2020 aircraft crash in Somalia

The 2020 African Express Airways Embraer EMB 120 crash was an aviation accident involving an African Express Airways Embraer EMB 120 Brasilia that was on approach to Berdale on a chartered cargo flight from Baidoa Airport, Somalia on 4 May 2020 when it was allegedly shot down by ground troops of the Ethiopian National Defense Force. All 6 occupants, four non-revenue passengers and two crew, were killed. The plane was carrying medical supplies to assist with the COVID-19 pandemic in Somalia, as well as mosquito nets.

== Initial AMISOM report ==
According to a one-page African Union peacekeeping force incident report that was leaked on Twitter on 10 May, Ethiopian troops not affiliated with the peacekeeping mission fired on the aircraft because it made a non-standard approach from the west instead of the east, and it exhibited an irregular flight path, leading the troops to conclude that it may be engaged in a suicide attack; the report cited a "lack of communication and awareness" by the Ethiopian troops.

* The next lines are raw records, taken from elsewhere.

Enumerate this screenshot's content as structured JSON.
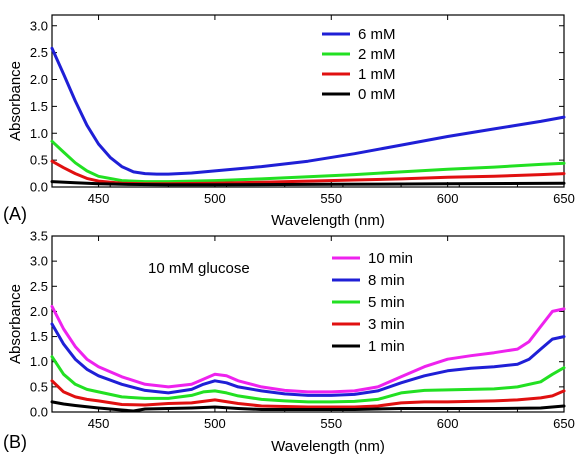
{
  "chart_data": [
    {
      "type": "line",
      "panel_label": "(A)",
      "xlabel": "Wavelength (nm)",
      "ylabel": "Absorbance",
      "xlim": [
        430,
        650
      ],
      "ylim": [
        0,
        3.2
      ],
      "xticks": [
        450,
        500,
        550,
        600,
        650
      ],
      "yticks": [
        0.0,
        0.5,
        1.0,
        1.5,
        2.0,
        2.5,
        3.0
      ],
      "ytick_labels": [
        "0.0",
        "0.5",
        "1.0",
        "1.5",
        "2.0",
        "2.5",
        "3.0"
      ],
      "legend_position": "top-right",
      "series": [
        {
          "name": "6 mM",
          "color": "#1f1fd6",
          "x": [
            430,
            435,
            440,
            445,
            450,
            455,
            460,
            465,
            470,
            475,
            480,
            490,
            500,
            520,
            540,
            560,
            580,
            600,
            620,
            640,
            650
          ],
          "y": [
            2.58,
            2.1,
            1.6,
            1.15,
            0.8,
            0.55,
            0.38,
            0.28,
            0.25,
            0.24,
            0.24,
            0.26,
            0.3,
            0.38,
            0.48,
            0.62,
            0.78,
            0.94,
            1.08,
            1.22,
            1.3
          ]
        },
        {
          "name": "2 mM",
          "color": "#22e022",
          "x": [
            430,
            435,
            440,
            445,
            450,
            460,
            470,
            480,
            500,
            520,
            540,
            560,
            580,
            600,
            620,
            640,
            650
          ],
          "y": [
            0.85,
            0.65,
            0.45,
            0.3,
            0.2,
            0.12,
            0.1,
            0.1,
            0.12,
            0.15,
            0.19,
            0.23,
            0.28,
            0.33,
            0.37,
            0.42,
            0.44
          ]
        },
        {
          "name": "1 mM",
          "color": "#e01010",
          "x": [
            430,
            435,
            440,
            445,
            450,
            460,
            470,
            480,
            500,
            520,
            540,
            560,
            580,
            600,
            620,
            640,
            650
          ],
          "y": [
            0.48,
            0.36,
            0.25,
            0.16,
            0.11,
            0.07,
            0.06,
            0.06,
            0.07,
            0.09,
            0.11,
            0.13,
            0.15,
            0.18,
            0.2,
            0.23,
            0.25
          ]
        },
        {
          "name": "0 mM",
          "color": "#000000",
          "x": [
            430,
            440,
            450,
            460,
            480,
            500,
            550,
            600,
            650
          ],
          "y": [
            0.1,
            0.08,
            0.06,
            0.05,
            0.04,
            0.04,
            0.05,
            0.06,
            0.07
          ]
        }
      ]
    },
    {
      "type": "line",
      "panel_label": "(B)",
      "annotation": "10 mM glucose",
      "xlabel": "Wavelength (nm)",
      "ylabel": "Absorbance",
      "xlim": [
        430,
        650
      ],
      "ylim": [
        0,
        3.5
      ],
      "xticks": [
        450,
        500,
        550,
        600,
        650
      ],
      "yticks": [
        0.0,
        0.5,
        1.0,
        1.5,
        2.0,
        2.5,
        3.0,
        3.5
      ],
      "ytick_labels": [
        "0.0",
        "0.5",
        "1.0",
        "1.5",
        "2.0",
        "2.5",
        "3.0",
        "3.5"
      ],
      "legend_position": "top-right",
      "series": [
        {
          "name": "10 min",
          "color": "#ee22ee",
          "x": [
            430,
            435,
            440,
            445,
            450,
            460,
            470,
            480,
            490,
            495,
            500,
            505,
            510,
            520,
            530,
            540,
            550,
            560,
            570,
            580,
            590,
            600,
            610,
            620,
            630,
            635,
            640,
            645,
            650
          ],
          "y": [
            2.1,
            1.65,
            1.3,
            1.05,
            0.9,
            0.7,
            0.55,
            0.5,
            0.55,
            0.65,
            0.75,
            0.72,
            0.62,
            0.5,
            0.43,
            0.4,
            0.4,
            0.42,
            0.5,
            0.7,
            0.9,
            1.05,
            1.12,
            1.18,
            1.25,
            1.4,
            1.7,
            2.0,
            2.05
          ]
        },
        {
          "name": "8 min",
          "color": "#1f1fd6",
          "x": [
            430,
            435,
            440,
            445,
            450,
            460,
            470,
            480,
            490,
            495,
            500,
            505,
            510,
            520,
            530,
            540,
            550,
            560,
            570,
            580,
            590,
            600,
            610,
            620,
            630,
            635,
            640,
            645,
            650
          ],
          "y": [
            1.75,
            1.35,
            1.05,
            0.85,
            0.72,
            0.55,
            0.43,
            0.38,
            0.45,
            0.55,
            0.62,
            0.58,
            0.5,
            0.42,
            0.36,
            0.33,
            0.33,
            0.35,
            0.42,
            0.58,
            0.72,
            0.82,
            0.87,
            0.9,
            0.95,
            1.05,
            1.25,
            1.45,
            1.5
          ]
        },
        {
          "name": "5 min",
          "color": "#22e022",
          "x": [
            430,
            435,
            440,
            445,
            450,
            460,
            470,
            480,
            490,
            495,
            500,
            505,
            510,
            520,
            530,
            540,
            550,
            560,
            570,
            580,
            590,
            600,
            610,
            620,
            630,
            640,
            645,
            650
          ],
          "y": [
            1.1,
            0.75,
            0.55,
            0.45,
            0.4,
            0.3,
            0.27,
            0.27,
            0.33,
            0.4,
            0.42,
            0.38,
            0.32,
            0.25,
            0.22,
            0.2,
            0.2,
            0.21,
            0.25,
            0.38,
            0.43,
            0.44,
            0.45,
            0.46,
            0.5,
            0.6,
            0.75,
            0.88
          ]
        },
        {
          "name": "3 min",
          "color": "#e01010",
          "x": [
            430,
            435,
            440,
            445,
            450,
            460,
            470,
            480,
            490,
            500,
            510,
            520,
            540,
            560,
            570,
            580,
            590,
            600,
            620,
            630,
            640,
            645,
            650
          ],
          "y": [
            0.62,
            0.4,
            0.3,
            0.25,
            0.22,
            0.15,
            0.14,
            0.17,
            0.18,
            0.24,
            0.17,
            0.12,
            0.1,
            0.1,
            0.12,
            0.18,
            0.2,
            0.2,
            0.22,
            0.24,
            0.28,
            0.32,
            0.42
          ]
        },
        {
          "name": "1 min",
          "color": "#000000",
          "x": [
            430,
            435,
            440,
            450,
            460,
            465,
            470,
            480,
            490,
            500,
            510,
            520,
            540,
            560,
            580,
            600,
            620,
            640,
            650
          ],
          "y": [
            0.2,
            0.16,
            0.13,
            0.08,
            0.04,
            0.02,
            0.06,
            0.07,
            0.08,
            0.1,
            0.07,
            0.05,
            0.05,
            0.05,
            0.07,
            0.07,
            0.07,
            0.08,
            0.12
          ]
        }
      ]
    }
  ]
}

However, officials emphasized that the report contains readily apparent contradictions and factual errors, and Smaïl Chergui, the African Union Peace and Security Commissioner, said that the peacekeeping force lacks the expertise to conclusively determine the cause of the crash.

== Investigation ==
A joint accident investigation by officials from Somalia, Ethiopia and Kenya is underway, with preliminary findings expected in 45 days.

A preliminary report was presented by AMISOM on May 9, 2020, on which stated that Ethiopian troops in Berdale had admitted to having shot down the airplane by mistake. The troops at Berdale Airfield were not aware of the arrival of the airplane and they deemed the unusual flight path of the low-flying aircraft to be a potential suicide mission searching for a target to attack and therefore shot down the aircraft.

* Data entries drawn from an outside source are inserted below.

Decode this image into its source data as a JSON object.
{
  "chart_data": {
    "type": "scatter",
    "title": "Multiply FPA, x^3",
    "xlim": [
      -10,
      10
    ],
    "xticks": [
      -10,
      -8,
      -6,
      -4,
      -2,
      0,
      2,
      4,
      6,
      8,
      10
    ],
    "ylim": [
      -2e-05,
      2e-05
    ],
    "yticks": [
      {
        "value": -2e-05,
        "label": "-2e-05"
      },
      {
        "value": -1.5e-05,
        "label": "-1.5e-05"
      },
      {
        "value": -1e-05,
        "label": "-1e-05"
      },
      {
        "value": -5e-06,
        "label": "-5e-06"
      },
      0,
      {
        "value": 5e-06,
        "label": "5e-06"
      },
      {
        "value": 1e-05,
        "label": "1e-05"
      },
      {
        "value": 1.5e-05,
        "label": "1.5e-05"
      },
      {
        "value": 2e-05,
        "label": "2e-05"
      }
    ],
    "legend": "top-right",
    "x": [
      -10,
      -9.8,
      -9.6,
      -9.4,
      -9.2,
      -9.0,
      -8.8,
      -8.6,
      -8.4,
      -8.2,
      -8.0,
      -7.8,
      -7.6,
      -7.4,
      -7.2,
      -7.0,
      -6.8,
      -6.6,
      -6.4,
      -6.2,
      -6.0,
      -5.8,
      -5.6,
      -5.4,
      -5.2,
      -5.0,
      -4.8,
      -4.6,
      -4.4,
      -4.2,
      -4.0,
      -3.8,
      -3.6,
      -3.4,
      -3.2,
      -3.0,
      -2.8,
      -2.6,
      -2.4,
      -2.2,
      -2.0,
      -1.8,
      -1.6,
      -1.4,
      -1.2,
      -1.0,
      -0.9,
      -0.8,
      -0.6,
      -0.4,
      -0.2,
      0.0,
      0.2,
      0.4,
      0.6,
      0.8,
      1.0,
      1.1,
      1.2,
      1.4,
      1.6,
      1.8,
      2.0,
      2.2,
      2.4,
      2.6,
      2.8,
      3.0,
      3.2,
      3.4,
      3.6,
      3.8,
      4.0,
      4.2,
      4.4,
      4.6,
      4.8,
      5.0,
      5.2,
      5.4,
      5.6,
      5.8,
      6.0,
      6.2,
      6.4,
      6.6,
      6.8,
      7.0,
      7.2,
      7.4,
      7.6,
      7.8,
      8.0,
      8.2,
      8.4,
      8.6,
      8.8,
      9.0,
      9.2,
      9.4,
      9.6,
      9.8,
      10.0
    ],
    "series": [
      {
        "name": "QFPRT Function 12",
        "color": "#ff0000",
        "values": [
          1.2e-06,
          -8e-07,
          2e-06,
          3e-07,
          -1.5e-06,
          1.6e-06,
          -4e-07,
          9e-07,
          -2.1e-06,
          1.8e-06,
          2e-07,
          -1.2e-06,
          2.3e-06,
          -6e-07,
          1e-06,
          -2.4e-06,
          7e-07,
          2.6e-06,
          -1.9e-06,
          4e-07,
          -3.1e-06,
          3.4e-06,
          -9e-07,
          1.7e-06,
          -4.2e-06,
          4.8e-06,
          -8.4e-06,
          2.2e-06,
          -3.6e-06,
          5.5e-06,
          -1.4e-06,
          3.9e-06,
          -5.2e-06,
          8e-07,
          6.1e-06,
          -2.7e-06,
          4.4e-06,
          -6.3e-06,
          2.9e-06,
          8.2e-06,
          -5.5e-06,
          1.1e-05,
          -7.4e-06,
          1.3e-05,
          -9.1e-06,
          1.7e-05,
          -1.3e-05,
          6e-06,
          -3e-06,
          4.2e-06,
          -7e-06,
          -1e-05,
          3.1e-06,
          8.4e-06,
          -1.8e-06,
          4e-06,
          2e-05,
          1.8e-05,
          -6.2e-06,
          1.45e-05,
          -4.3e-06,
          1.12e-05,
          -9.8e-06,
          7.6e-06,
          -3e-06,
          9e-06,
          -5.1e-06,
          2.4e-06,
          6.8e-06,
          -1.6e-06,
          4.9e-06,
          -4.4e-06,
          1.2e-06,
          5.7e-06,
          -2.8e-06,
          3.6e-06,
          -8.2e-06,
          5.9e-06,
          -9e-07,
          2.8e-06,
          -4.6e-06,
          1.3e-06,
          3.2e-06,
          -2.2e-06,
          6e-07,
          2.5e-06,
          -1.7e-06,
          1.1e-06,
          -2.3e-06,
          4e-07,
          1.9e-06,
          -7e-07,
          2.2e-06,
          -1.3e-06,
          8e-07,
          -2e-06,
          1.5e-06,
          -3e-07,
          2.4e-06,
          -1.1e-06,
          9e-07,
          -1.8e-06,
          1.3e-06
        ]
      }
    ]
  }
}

In addition to investigating the crash itself, Somali leaders questioned why Ethiopian troops outside the authority of the peacekeeping force were conducting armed operations in Somalia; there has been a history of controversial unauthorized incursions into Somalia by Ethiopian and Kenyan troops pursuing Al-Shabaab militants.

As of 2025, no official/final report has been released.